Pedro Fontela said...

Caro Miguel, há áreas e áreas... quem tem um enorme gosto e/ou talento pela literatura pode seguir a sua paixão sem ter em conta o critério da empregabilidade mas eu aposto que quando acabassem o diploma não lhes iria servir para rigorosamente nada. É triste que assim seja mas é a situação que temos hoje em dia.

Anonymous said...

"quem tem um enorme gosto e/ou talento pela literatura pode seguir a sua paixão sem ter em conta o critério da empregabilidade mas eu aposto que quando acabassem o diploma não lhes iria servir para rigorosamente nada."

Claro que servia. Mesmo tirando o facto de certos empregadores gostarem de ter empregados formados, mas não se interessarem muito por qual é a formação; um curso pode servir pelo prazer que dá tirá-lo. É perfeitamente aceitável que alguém diga que quer tirar um curso de literatura porque gosta sem que seja uma formação profissionalizante (desde que saiba e aceite que não vai ter emprego "na área"). É um curso visto como um luxo que se tem e não um investimento, digamos.

Pedro Fontela said...

Em termos de emprego e reconhecimento social servia-lhes para quê? Ao gozo de tirar o curso iria seguir-se a frustração do desemprego.

Miguel Madeira said...

"Ao gozo de tirar o curso iria seguir-se a frustração do desemprego."
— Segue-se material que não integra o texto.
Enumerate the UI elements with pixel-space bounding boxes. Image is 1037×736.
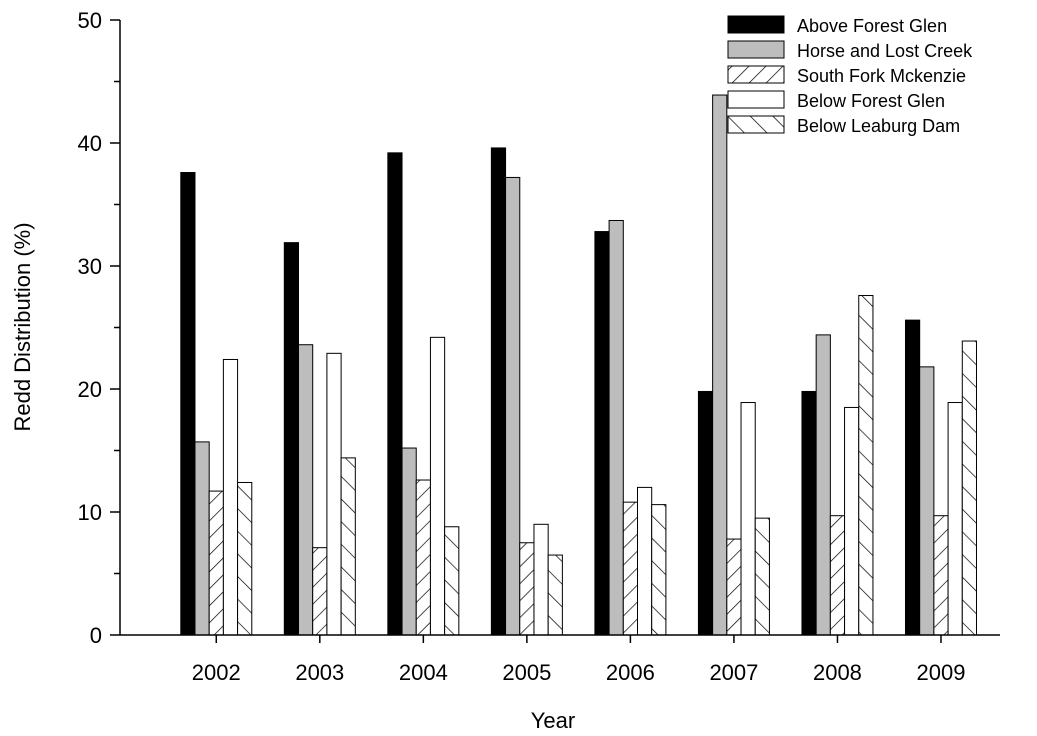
legend-swatch: [727, 65, 785, 84]
bar: [533, 523, 549, 636]
bar: [651, 504, 667, 636]
bar: [180, 172, 196, 636]
bar: [415, 479, 431, 636]
bar: [444, 526, 460, 636]
legend-label: Above Forest Glen: [797, 16, 947, 36]
x-tick-label: 2004: [399, 660, 448, 685]
bar: [712, 94, 728, 636]
x-tick-label: 2009: [917, 660, 966, 685]
y-tick-label: 0: [90, 623, 102, 648]
bar: [208, 490, 224, 636]
bar: [754, 517, 770, 636]
bar: [326, 352, 342, 636]
bar: [801, 390, 817, 636]
bar: [947, 402, 963, 636]
bar: [237, 481, 253, 636]
bar: [298, 344, 314, 636]
bar: [919, 366, 935, 636]
x-tick-label: 2003: [295, 660, 344, 685]
bar: [505, 176, 521, 636]
x-axis-ticks: 2002 2003 2004 2005 2006 2007 2008 2009: [192, 635, 966, 685]
y-tick-label: 10: [78, 500, 102, 525]
bar: [829, 515, 846, 636]
legend-swatch: [727, 40, 785, 59]
bar: [429, 336, 446, 636]
bar: [594, 231, 610, 636]
bar: [622, 501, 638, 636]
bar: [697, 390, 714, 636]
y-axis-ticks: 0 10 20 30 40 50: [78, 8, 120, 648]
bar: [283, 242, 300, 636]
bar: [637, 486, 653, 636]
legend-label: Below Forest Glen: [797, 91, 945, 111]
legend-label: Below Leaburg Dam: [797, 116, 960, 136]
bar: [340, 457, 356, 636]
y-tick-label: 50: [78, 8, 102, 33]
x-tick-label: 2006: [606, 660, 655, 685]
bar: [933, 515, 949, 636]
bar: [844, 406, 860, 636]
x-tick-label: 2008: [813, 660, 862, 685]
y-tick-label: 20: [78, 377, 102, 402]
y-tick-label: 40: [78, 131, 102, 156]
bar: [222, 358, 239, 636]
x-axis-title: Year: [531, 708, 575, 733]
y-axis-title: Redd Distribution (%): [10, 222, 35, 431]
x-tick-label: 2007: [709, 660, 758, 685]
bar: [547, 554, 563, 636]
bar: [726, 538, 742, 636]
legend-swatch: [727, 90, 785, 109]
bar: [608, 219, 624, 636]
x-tick-label: 2002: [192, 660, 241, 685]
legend-swatch: [727, 15, 785, 34]
bar: [904, 319, 921, 636]
x-tick-label: 2005: [502, 660, 551, 685]
y-tick-label: 30: [78, 254, 102, 279]
legend-label: Horse and Lost Creek: [797, 41, 973, 61]
bar: [490, 147, 507, 636]
legend: Above Forest Glen Horse and Lost Creek Sou…: [727, 15, 973, 136]
bar: [519, 542, 535, 636]
bar: [740, 402, 756, 636]
bars-layer: [180, 94, 977, 636]
bar: [312, 547, 328, 636]
bar: [815, 334, 831, 636]
bar: [194, 441, 210, 636]
bar: [387, 152, 403, 636]
legend-label: South Fork Mckenzie: [797, 66, 966, 86]
bar: [401, 447, 417, 636]
bar: [961, 340, 977, 636]
bar: [858, 295, 874, 636]
legend-swatch: [727, 115, 785, 134]
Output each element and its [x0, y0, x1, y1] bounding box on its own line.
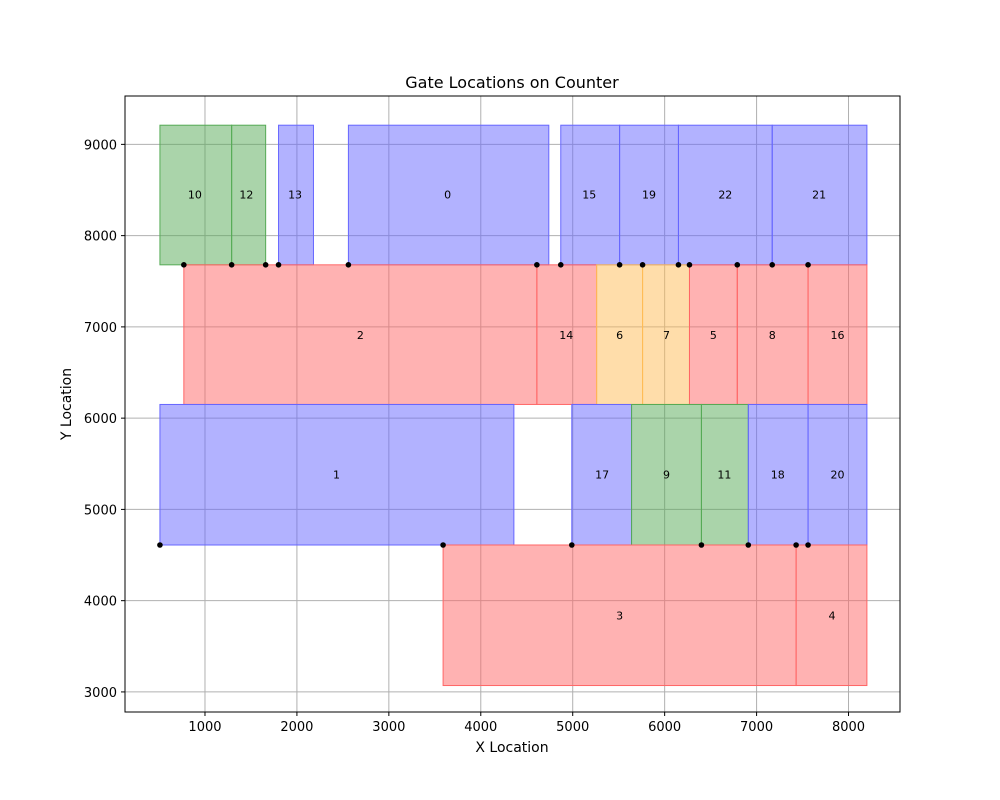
gate-label-19: 19 [642, 189, 656, 202]
gate-label-18: 18 [771, 469, 785, 482]
gate-rect-17 [571, 403, 633, 546]
gate-label-4: 4 [828, 609, 835, 622]
x-tick-label: 7000 [740, 720, 773, 735]
gate-rect-13 [278, 124, 314, 266]
gate-label-17: 17 [595, 469, 609, 482]
gate-label-12: 12 [239, 189, 253, 202]
chart-title: Gate Locations on Counter [405, 73, 619, 92]
gate-label-8: 8 [769, 329, 776, 342]
y-tick-label: 4000 [84, 595, 117, 610]
gate-rect-7 [642, 264, 690, 405]
gate-label-14: 14 [559, 329, 573, 342]
plot-frame [124, 95, 901, 713]
gate-rect-21 [771, 124, 868, 266]
y-tick-label: 7000 [84, 321, 117, 336]
x-tick-label: 3000 [372, 720, 405, 735]
gate-rect-10 [159, 124, 233, 266]
y-axis-label: Y Location [59, 368, 75, 441]
gate-corner-point [698, 542, 705, 548]
gate-rect-4 [795, 544, 868, 687]
gate-rectangles [159, 124, 868, 687]
gate-label-16: 16 [830, 329, 844, 342]
y-tick-label: 5000 [84, 503, 117, 518]
gate-rect-20 [807, 403, 868, 546]
gate-label-13: 13 [288, 189, 302, 202]
gate-label-3: 3 [616, 609, 623, 622]
x-tick-label: 6000 [648, 720, 681, 735]
gate-label-2: 2 [357, 329, 364, 342]
gate-label-1: 1 [333, 469, 340, 482]
gate-label-9: 9 [663, 469, 670, 482]
x-axis-label: X Location [475, 740, 548, 756]
gate-label-10: 10 [188, 189, 202, 202]
gate-corner-point [639, 262, 646, 268]
gate-rect-0 [347, 124, 550, 266]
gate-label-15: 15 [582, 189, 596, 202]
axis-ticks: 1000 2000 3000 4000 5000 6000 7000 8000 3000 4000… [84, 138, 865, 735]
y-tick-label: 6000 [84, 412, 117, 427]
gate-rect-11 [700, 403, 749, 546]
gate-rect-12 [231, 124, 267, 266]
gate-corner-point [734, 262, 741, 268]
gate-rect-22 [677, 124, 773, 266]
gate-label-6: 6 [616, 329, 623, 342]
gate-corner-point [745, 542, 752, 548]
gate-corner-point [181, 262, 187, 268]
x-tick-label: 1000 [188, 720, 221, 735]
x-tick-label: 5000 [556, 720, 589, 735]
gate-points [157, 262, 811, 548]
gate-corner-point [440, 542, 446, 548]
gate-rect-18 [747, 403, 809, 546]
y-tick-label: 8000 [84, 230, 117, 245]
gate-label-21: 21 [812, 189, 826, 202]
gate-rect-6 [596, 264, 644, 405]
x-tick-label: 4000 [464, 720, 497, 735]
x-tick-label: 2000 [280, 720, 313, 735]
gate-rect-5 [688, 264, 738, 405]
gate-corner-point [769, 262, 776, 268]
gate-label-5: 5 [710, 329, 717, 342]
gate-label-20: 20 [830, 469, 844, 482]
gate-rect-3 [442, 544, 797, 687]
gate-labels: 10 12 13 0 15 19 22 21 2 14 6 7 5 8 16 1 17 9 11 18 20 3 4 [188, 189, 845, 623]
gate-rect-16 [807, 264, 868, 405]
gate-label-22: 22 [718, 189, 732, 202]
x-tick-label: 8000 [832, 720, 865, 735]
gate-label-0: 0 [444, 189, 451, 202]
gate-corner-point [534, 262, 540, 268]
gate-corner-point [228, 262, 235, 268]
gate-corner-point [805, 262, 811, 268]
gate-corner-point [793, 542, 799, 548]
gate-corner-point [686, 262, 693, 268]
gate-corner-point [275, 262, 282, 268]
gate-corner-point [345, 262, 352, 268]
gate-rect-9 [631, 403, 702, 546]
gate-corner-point [805, 542, 811, 548]
gate-label-7: 7 [663, 329, 670, 342]
gate-rect-2 [183, 264, 538, 405]
gate-corner-point [262, 262, 269, 268]
gate-corner-point [616, 262, 623, 268]
gate-rect-1 [159, 403, 515, 546]
gate-corner-point [557, 262, 564, 268]
gate-corner-point [675, 262, 682, 268]
gate-rect-14 [536, 264, 598, 405]
y-tick-label: 3000 [84, 686, 117, 701]
gate-corner-point [568, 542, 575, 548]
gate-corner-point [157, 542, 163, 548]
gate-label-11: 11 [717, 469, 731, 482]
y-tick-label: 9000 [84, 138, 117, 153]
gate-rect-8 [736, 264, 809, 405]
Se ele estivesse consciente, logo à partida, que não iria arranjar trabalho nessa área e que o curso era só por uma questão de "auto-satisfação", não iria haver "frustração" nenhuma.

Um exemplo alternativo - imaginemos um licenciado em Economia que trabalhe a contar folhas de ponto (e que das cadeiras que fez no curso, só utilize, e vagamente, o que aprendeu em "Introdução à Informática"). Mesmo assim, ele pode não se sentir frustrado - pode usar os seus conhecimentos de Economia para participar em debates em blogues, p.ex.

Pedro Fontela said...

Miguel,

A adequação do trabalho ao nível de formação é uma componente da satisfação profissional. O exemplo que dás é possivel mas imporvável. Como argumento sistemático não se aguenta.